Après toutes ces grandes levées de boucliers, François Ier qui était sur les frontières du Piémont, s’en retourne. Charles-Quint fait voile pour l’Espagne, et voit François Ier à Aigues-Mortes avec la même familiarité que si ce prince n’eût été jamais son prisonnier ; qu’ils ne se fussent jamais donné de démentis, point appelés en duel ; que le roi de France n’eût point fait venir les Turcs, et qu’il n’eût point souffert que Charles-Quint eût été traité d’empoisonneur.

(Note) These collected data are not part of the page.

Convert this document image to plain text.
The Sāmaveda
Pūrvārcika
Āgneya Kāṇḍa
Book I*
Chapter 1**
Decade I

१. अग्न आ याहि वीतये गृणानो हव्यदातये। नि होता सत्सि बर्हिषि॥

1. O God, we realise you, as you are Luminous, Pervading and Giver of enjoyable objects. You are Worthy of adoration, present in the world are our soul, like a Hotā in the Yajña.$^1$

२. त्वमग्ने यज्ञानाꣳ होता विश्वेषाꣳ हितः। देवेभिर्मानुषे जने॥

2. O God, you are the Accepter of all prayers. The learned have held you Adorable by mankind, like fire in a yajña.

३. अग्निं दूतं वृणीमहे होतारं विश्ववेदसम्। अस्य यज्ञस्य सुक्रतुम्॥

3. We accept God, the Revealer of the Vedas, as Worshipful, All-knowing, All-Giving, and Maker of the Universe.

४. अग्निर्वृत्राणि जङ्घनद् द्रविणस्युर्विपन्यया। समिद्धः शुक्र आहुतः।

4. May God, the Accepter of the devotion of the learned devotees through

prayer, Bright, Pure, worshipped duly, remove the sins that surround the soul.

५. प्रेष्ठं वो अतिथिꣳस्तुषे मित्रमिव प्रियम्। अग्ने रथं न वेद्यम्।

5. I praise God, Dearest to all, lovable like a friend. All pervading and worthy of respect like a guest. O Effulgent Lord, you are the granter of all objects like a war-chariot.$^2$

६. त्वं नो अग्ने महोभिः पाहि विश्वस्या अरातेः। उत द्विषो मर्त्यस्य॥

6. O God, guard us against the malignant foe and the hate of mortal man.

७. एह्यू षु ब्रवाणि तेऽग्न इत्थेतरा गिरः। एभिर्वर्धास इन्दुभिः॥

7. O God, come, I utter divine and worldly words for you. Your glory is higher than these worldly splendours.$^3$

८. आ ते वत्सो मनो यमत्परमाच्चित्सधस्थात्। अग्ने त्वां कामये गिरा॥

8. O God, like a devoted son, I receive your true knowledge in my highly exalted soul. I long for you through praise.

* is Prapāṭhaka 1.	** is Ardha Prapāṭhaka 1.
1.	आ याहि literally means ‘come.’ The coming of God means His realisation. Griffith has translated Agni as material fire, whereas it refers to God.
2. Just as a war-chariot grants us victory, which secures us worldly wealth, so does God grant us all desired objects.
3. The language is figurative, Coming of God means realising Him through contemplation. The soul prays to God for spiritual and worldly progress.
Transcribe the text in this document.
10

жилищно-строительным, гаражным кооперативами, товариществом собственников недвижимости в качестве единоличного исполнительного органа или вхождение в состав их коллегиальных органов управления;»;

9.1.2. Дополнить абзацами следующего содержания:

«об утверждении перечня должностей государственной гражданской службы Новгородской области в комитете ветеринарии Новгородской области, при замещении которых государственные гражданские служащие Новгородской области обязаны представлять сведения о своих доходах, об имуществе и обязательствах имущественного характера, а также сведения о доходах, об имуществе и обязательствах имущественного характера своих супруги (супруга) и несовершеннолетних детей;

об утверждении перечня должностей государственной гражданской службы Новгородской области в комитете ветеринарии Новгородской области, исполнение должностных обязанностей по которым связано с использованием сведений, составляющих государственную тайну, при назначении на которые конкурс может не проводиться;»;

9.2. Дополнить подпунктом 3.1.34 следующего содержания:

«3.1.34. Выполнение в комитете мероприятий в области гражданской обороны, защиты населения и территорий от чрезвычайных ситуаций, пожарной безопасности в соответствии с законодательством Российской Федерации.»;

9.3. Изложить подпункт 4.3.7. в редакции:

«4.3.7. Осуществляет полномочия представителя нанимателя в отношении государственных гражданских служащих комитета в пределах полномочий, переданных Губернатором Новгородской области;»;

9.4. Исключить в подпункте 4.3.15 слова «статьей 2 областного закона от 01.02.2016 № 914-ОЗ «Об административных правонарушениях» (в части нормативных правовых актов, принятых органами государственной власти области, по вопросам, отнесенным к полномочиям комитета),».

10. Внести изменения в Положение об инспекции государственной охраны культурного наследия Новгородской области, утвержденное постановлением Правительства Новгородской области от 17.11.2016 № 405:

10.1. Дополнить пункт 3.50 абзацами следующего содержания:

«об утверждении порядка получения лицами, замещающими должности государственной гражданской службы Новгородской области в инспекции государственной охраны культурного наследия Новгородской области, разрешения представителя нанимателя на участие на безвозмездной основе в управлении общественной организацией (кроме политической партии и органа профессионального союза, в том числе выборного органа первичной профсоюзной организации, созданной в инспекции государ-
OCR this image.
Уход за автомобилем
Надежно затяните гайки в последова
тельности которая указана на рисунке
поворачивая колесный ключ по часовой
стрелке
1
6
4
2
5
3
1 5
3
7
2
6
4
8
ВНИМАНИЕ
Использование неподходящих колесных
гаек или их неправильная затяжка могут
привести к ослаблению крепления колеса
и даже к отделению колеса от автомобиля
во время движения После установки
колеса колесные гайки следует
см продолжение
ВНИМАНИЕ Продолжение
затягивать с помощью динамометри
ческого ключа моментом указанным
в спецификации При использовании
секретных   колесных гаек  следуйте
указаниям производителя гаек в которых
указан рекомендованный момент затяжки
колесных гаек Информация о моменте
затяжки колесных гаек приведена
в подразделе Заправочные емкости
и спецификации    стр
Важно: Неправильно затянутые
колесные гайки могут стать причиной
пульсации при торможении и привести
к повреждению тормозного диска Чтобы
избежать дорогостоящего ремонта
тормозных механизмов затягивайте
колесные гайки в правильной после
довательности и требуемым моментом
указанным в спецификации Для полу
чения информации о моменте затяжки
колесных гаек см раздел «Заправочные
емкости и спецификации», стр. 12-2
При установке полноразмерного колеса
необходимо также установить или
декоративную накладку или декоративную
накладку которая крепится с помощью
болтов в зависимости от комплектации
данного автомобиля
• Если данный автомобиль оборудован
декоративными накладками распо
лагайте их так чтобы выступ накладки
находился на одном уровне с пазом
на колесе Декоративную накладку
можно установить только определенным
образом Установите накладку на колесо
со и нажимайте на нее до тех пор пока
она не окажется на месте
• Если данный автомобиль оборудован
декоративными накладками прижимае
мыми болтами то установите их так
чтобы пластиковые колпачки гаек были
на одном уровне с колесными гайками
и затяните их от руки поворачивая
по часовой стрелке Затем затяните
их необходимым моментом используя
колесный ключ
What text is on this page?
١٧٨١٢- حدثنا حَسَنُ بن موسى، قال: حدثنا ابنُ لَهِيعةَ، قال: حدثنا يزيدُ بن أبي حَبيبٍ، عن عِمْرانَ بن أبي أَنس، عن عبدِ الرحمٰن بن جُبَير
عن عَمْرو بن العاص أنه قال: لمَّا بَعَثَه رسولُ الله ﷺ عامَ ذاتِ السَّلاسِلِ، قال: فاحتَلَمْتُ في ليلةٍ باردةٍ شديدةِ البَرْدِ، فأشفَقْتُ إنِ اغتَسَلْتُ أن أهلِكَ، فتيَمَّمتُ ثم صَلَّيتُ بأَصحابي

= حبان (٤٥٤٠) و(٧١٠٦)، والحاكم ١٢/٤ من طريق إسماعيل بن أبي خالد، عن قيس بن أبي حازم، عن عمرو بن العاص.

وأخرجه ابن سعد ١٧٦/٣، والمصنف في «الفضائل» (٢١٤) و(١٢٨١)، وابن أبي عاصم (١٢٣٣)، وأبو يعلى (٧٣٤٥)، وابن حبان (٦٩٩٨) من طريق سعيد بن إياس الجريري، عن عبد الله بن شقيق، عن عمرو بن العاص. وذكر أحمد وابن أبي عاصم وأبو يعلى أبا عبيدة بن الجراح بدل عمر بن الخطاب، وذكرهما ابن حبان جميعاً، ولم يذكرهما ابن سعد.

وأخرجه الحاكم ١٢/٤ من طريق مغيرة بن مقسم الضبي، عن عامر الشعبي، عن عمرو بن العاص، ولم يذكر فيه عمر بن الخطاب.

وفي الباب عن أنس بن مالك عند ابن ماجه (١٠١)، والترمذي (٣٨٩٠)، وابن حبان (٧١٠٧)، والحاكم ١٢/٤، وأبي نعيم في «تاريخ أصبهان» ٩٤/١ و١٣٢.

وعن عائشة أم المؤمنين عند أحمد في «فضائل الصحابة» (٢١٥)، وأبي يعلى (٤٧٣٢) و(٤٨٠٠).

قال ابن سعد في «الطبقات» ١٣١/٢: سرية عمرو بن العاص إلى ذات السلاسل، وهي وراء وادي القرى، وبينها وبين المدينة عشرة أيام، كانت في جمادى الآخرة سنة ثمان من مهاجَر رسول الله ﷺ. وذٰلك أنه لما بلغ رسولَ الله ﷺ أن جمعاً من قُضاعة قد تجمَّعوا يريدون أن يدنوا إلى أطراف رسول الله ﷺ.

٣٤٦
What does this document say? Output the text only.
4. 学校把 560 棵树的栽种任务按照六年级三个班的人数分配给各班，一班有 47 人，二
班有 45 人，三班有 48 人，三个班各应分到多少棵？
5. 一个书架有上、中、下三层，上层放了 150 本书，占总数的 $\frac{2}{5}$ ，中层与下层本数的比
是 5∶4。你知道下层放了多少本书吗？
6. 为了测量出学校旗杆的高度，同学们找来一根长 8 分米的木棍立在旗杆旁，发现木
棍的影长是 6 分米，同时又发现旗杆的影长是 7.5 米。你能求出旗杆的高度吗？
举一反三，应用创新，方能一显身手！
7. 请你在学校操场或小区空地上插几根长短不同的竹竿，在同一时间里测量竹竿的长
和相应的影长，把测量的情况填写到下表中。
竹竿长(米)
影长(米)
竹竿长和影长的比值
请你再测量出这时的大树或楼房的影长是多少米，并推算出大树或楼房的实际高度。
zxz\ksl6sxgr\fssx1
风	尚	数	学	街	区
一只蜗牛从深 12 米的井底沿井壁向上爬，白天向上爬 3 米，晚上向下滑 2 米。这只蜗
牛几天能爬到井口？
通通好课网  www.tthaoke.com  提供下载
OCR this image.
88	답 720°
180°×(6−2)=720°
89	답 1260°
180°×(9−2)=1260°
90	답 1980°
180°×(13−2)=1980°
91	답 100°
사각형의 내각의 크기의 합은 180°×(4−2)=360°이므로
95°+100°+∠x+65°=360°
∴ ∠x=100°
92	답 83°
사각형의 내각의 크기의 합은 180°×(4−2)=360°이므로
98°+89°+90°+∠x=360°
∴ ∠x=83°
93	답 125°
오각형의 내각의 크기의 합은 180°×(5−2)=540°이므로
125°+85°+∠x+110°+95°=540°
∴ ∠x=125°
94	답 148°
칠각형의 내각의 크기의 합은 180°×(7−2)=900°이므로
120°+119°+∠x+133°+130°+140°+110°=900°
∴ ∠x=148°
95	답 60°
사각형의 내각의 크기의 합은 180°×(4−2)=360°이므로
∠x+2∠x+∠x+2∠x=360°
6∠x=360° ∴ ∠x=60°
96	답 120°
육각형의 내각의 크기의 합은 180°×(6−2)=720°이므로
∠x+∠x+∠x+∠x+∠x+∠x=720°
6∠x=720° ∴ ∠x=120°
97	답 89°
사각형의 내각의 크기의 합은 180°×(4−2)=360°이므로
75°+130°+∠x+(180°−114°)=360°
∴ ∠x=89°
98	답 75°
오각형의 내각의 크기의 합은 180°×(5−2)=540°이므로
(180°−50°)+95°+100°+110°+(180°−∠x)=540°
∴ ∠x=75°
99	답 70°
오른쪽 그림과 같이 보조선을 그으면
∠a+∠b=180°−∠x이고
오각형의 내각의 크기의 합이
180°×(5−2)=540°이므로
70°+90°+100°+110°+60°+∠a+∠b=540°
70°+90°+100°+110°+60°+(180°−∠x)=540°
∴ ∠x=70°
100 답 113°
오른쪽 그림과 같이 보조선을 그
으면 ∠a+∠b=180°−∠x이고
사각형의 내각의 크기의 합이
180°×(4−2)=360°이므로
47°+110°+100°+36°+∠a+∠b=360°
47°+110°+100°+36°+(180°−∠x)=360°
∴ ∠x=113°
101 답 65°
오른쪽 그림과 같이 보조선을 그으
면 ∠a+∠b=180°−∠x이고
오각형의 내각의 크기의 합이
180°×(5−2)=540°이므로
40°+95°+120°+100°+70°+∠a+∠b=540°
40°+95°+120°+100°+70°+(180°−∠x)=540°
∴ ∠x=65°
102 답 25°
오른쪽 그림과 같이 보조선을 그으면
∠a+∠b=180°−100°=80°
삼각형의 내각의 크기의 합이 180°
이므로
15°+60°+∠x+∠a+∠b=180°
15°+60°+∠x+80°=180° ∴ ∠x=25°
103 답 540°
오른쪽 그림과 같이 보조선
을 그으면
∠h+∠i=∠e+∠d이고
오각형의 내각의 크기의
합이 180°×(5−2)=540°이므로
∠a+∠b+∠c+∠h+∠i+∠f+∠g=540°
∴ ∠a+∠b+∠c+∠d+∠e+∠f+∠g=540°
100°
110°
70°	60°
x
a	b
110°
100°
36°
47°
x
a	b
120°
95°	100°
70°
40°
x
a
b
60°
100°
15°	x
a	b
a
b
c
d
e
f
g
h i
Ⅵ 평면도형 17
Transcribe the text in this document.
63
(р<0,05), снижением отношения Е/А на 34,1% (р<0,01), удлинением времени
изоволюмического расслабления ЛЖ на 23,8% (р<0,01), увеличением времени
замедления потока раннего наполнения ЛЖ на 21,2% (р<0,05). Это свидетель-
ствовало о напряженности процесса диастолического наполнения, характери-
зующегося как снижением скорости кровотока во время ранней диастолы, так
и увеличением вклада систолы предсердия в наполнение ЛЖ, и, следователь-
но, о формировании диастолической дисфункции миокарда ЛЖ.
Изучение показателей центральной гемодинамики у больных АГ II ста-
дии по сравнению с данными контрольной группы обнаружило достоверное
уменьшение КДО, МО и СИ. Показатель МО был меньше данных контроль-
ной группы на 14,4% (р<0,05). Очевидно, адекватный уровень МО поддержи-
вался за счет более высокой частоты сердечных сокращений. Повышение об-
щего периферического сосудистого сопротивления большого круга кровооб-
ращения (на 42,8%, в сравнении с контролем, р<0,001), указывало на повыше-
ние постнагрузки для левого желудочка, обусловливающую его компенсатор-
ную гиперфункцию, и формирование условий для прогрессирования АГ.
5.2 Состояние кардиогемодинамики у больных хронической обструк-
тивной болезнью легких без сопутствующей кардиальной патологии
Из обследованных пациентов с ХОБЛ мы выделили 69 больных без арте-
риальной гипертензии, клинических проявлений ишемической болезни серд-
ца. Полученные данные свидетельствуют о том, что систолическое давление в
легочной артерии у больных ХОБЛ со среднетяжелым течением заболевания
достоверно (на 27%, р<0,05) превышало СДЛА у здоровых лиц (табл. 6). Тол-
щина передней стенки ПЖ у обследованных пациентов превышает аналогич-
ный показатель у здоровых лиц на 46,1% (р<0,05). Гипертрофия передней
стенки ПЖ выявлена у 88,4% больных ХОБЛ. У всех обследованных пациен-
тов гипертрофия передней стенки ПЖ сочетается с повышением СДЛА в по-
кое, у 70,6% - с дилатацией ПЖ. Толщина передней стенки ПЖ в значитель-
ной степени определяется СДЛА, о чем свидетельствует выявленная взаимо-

1539. Charles-Quint apprend en Espagne que la ville de Gand, lieu de sa naissance, soutient ses priviléges jusqu’à la révolte. Chaque ville des Pays-Bas avait des droits ; on n’a jamais rien tiré de ce florissant pays par des impositions arbitraires : les états fournissaient aux souverains des dons gratuits dans le besoin ; et la ville de Gand avait, de temps immémorial, la prérogative d’imposer elle-même sa contribution. Les états de Flandre, ayant accordé douze cent mille florins à la gouvernante des Pays-Bas, en répartirent quatre cent mille sur les Gantois ; ils s’y opposèrent, ils montrèrent leurs priviléges. La gouvernante fait arrêter les principaux bourgeois : la ville se soulève, prend les armes ; c’était une des plus riches et des plus grandes de l’Europe : elle veut se donner au roi de France comme à son seigneur suzerain ; mais le roi, qui se flattait toujours de l’espérance d’obtenir de l’empereur l’investiture du Milanais pour un de ses fils, se fait un mérite auprès de lui de refuser les Gantois. Qu’arriva-t-il ? François Ier n’eut ni Gand ni Milan ; il fut toujours la dupe de Charles-Quint, et son inférieur en tout, excepté en valeur.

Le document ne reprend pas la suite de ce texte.